The animation below shows the steps of binding of the Human Immunodeficiency Virus (HIV) to the cell surface protein. HIV, also a lentivirus, is similar to the CAE virus. While the exact details of receptor binding in CAEV is not known it probably employs a similar strategy as HIV. Once the receptor binds to the first protein, this causes the SU portion of the envelope protein to go through a structural change, revealing another site that can bind to a second cell receptor. This brings the membrane of the virus even closer to the cell surface. Note that the second receptor site on the virus protein is hidden until it is needed in the binding process. This is one way that the virus is able to evade the immune response.
Second step of infection: converting RNA into DNA
Fusion of the membranes of the virus and host cell allow the the capsid to enter the cell. The capsid undergoes a structural change which partially opens it up. This allows access to required cell components. The capsid is now called a preintegration complex or PIC.
Inside the PIC reverse transcriptase converts the single strand of RNA into double-strand complementary DNA (cDNA). This is a complex, error prone process which leaves mutations in the newly created DNA. This is the reason that there are many variant forms of the CAE retrovirus.
Third step of infection: integration of DNA into cell chromosome
The PIC migrates to the nucleus of the cell carrying the cDNA and another of the proteins the virus brought along called integrase. cDNA and integrase is inserted into the nucleus through a nuclear pore.
Integrase clips off a base pair at the end of the viral cDNA, cuts open the strands of host DNA, then binds the ends of the viral DNA into the host DNA. Repair proteins supplied by the cell come along and clean up the loose ends.
The genome of the CAE virus is now a permanent part of the goat's monocyte/macrophage DNA. At this stage it's called a provirus.
Fourth step of infection: replication of new viruses
The proviral DNA is transcribed into RNA which is transferred from the nucleus to the cytoplasm.
Viral RNA is either used as a template to make viral proteins with the help of cell machinery or is packaged into the newly made viral capsid. Viral mRNA is transcribed into envelope protein which is transferred to the cell membrane. Capsid proteins, reverse transcriptase, integrase, protease and a few other proteins are also created from transcription of RNA.
Finally, two copies of RNA plus proteins are packaged into the newly created capsid and the capsid buds out from the cell through the modified membrane. The membrane of the virus came from the cell so this is why the CAE retrovirus is called an enveloped virus.
The new, free virus must go through a maturation period before it can become infective which among other things prevents it from immediately reinfecting the cell that produced it.
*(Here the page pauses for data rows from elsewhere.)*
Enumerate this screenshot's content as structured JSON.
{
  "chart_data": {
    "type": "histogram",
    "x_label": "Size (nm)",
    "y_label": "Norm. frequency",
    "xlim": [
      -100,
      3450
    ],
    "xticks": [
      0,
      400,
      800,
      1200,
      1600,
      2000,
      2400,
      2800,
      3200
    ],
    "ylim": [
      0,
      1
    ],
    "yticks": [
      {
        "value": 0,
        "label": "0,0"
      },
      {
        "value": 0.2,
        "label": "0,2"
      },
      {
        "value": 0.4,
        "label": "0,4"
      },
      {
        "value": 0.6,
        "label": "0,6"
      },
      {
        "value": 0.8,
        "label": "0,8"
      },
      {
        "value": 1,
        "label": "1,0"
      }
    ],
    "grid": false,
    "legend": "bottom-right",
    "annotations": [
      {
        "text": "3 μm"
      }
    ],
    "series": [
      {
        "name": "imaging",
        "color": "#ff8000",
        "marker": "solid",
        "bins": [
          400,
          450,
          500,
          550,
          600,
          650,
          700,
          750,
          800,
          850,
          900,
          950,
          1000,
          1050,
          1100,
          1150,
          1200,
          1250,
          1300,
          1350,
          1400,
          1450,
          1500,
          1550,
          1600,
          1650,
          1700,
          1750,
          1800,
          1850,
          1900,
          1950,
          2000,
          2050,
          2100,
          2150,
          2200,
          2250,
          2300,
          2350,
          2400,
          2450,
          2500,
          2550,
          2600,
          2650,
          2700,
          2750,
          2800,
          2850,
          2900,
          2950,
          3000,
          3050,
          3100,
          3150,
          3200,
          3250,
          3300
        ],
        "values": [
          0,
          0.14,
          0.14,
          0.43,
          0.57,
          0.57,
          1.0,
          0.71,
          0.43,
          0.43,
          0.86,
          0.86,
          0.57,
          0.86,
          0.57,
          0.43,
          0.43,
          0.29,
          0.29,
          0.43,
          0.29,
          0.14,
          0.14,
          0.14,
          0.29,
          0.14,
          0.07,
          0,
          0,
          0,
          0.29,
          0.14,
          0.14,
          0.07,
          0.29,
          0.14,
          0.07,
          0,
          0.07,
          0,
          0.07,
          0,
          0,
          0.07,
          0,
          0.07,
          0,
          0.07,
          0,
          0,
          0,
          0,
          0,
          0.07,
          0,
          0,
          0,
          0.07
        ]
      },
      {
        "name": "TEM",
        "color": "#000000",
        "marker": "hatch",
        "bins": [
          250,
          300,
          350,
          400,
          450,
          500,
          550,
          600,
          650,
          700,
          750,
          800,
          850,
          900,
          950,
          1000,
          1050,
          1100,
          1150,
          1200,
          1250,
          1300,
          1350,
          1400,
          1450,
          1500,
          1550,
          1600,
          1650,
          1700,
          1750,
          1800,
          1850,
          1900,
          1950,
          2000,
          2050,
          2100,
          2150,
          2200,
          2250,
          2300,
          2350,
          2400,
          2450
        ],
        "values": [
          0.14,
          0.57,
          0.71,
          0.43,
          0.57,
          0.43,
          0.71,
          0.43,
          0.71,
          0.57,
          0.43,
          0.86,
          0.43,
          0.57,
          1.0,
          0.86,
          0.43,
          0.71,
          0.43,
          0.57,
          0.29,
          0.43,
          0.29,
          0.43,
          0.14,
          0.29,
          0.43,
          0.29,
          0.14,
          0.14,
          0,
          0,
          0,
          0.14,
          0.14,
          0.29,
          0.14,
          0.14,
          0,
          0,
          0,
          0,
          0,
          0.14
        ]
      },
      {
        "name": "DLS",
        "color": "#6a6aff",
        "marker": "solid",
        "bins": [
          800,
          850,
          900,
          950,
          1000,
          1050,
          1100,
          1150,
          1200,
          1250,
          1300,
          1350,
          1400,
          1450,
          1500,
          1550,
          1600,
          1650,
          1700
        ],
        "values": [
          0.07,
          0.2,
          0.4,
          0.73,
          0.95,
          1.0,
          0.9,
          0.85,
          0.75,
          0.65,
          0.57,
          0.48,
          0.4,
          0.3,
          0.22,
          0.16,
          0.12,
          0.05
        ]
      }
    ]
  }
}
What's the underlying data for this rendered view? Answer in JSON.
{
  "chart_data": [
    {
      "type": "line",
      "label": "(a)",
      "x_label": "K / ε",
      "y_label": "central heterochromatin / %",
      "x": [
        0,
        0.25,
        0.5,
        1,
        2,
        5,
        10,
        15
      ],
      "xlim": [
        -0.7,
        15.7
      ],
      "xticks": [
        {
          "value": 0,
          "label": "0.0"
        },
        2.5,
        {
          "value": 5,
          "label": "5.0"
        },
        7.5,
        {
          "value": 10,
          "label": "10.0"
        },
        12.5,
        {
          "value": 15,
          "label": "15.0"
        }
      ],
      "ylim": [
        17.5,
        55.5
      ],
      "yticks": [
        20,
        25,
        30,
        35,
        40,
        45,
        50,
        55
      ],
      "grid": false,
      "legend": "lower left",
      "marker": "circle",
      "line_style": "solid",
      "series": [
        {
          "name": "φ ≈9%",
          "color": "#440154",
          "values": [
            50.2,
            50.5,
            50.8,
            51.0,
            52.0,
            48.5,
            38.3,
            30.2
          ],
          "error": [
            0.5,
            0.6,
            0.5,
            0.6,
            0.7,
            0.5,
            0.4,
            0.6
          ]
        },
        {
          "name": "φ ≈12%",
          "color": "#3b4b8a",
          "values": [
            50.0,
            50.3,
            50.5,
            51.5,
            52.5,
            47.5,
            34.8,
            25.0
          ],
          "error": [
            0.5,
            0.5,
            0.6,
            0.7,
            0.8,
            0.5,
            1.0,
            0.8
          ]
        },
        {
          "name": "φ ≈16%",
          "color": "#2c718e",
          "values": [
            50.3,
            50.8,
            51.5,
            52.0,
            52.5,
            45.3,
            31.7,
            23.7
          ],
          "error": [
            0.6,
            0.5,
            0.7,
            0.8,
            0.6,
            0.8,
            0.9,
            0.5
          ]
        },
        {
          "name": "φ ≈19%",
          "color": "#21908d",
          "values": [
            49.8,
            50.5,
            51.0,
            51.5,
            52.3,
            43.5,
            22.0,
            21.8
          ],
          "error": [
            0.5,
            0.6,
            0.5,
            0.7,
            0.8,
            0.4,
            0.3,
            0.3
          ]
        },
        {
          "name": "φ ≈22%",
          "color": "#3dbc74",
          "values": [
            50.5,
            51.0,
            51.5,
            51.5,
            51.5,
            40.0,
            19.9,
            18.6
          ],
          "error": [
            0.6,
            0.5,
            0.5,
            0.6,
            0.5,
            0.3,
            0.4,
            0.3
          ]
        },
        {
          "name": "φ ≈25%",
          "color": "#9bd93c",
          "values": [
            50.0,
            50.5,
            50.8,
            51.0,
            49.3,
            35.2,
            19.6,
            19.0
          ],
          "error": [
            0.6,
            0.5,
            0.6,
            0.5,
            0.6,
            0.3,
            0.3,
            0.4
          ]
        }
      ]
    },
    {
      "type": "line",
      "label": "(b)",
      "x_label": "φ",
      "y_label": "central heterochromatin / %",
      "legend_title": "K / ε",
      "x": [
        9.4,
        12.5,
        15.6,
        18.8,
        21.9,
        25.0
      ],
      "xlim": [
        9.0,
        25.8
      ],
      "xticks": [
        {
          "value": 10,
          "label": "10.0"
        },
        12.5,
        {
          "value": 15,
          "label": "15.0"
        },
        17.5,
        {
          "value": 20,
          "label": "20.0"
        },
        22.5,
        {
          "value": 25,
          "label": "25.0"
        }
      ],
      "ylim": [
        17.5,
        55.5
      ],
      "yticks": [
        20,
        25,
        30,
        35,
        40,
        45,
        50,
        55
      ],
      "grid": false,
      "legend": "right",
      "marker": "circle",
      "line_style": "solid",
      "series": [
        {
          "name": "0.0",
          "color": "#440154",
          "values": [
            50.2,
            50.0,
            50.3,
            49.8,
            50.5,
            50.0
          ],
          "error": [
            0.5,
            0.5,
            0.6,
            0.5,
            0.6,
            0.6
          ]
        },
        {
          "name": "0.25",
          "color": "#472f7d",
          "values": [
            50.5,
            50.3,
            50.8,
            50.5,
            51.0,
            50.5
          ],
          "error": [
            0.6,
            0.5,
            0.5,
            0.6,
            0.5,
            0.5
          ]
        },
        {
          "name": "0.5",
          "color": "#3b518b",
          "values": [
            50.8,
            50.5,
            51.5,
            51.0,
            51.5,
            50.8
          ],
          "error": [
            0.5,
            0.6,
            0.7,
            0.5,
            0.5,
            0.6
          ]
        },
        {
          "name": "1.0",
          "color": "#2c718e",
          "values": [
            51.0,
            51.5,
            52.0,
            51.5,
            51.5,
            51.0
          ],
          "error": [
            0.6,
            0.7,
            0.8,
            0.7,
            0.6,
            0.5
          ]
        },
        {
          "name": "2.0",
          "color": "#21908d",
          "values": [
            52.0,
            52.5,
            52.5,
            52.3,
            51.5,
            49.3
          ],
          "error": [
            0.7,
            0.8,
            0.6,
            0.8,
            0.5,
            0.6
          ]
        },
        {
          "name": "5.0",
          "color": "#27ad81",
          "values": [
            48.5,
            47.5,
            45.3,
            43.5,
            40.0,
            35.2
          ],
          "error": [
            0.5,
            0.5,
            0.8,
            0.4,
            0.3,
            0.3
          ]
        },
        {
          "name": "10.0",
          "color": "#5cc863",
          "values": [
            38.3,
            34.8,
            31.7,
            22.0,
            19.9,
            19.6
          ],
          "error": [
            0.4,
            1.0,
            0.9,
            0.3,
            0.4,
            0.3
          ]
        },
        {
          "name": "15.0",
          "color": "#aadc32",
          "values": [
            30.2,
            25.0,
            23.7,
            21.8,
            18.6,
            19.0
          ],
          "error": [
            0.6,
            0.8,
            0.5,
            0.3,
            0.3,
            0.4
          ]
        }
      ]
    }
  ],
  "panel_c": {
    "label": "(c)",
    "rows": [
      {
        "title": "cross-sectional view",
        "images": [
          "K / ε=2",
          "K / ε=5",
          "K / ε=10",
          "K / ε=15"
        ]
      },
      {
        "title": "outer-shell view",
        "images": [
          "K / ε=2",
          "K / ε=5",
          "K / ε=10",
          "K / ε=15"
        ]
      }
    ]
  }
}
The genome of the CAE virus
This is a graphic representation of the genome of the CAE virus. The genome shown in yellow has sequences on each end called LTR for Long Terminal Repeats. LTRs, present in all retroviruses, are important in establishing the provirus in the host cell DNA and contain signals that are involved in expressing the viral genes. The colored bars show the location of the genes of the CAE virus. gag encodes for the capsid protein. pol encodes a polyprotein precursor which become protease, reverse transcriptase, and integrase proteins. env encodes for both the surface and membrane components of the envelope protein. The linear order of gag, pol and env is the same in all retroviruses. vif, tat and rev code for regulatory and accessory proteins necessary for efficient viral replication including transport of transcribed proviral RNA to the cytoplasm (rev), influencing the cell cycle (tat) and protecting the viral genome from attack by cellular defenses (vif). With only a few other exceptions, these are the only genes the virus has to work with. It requires necessary proteins and enzymes found in the cell in order to replicate.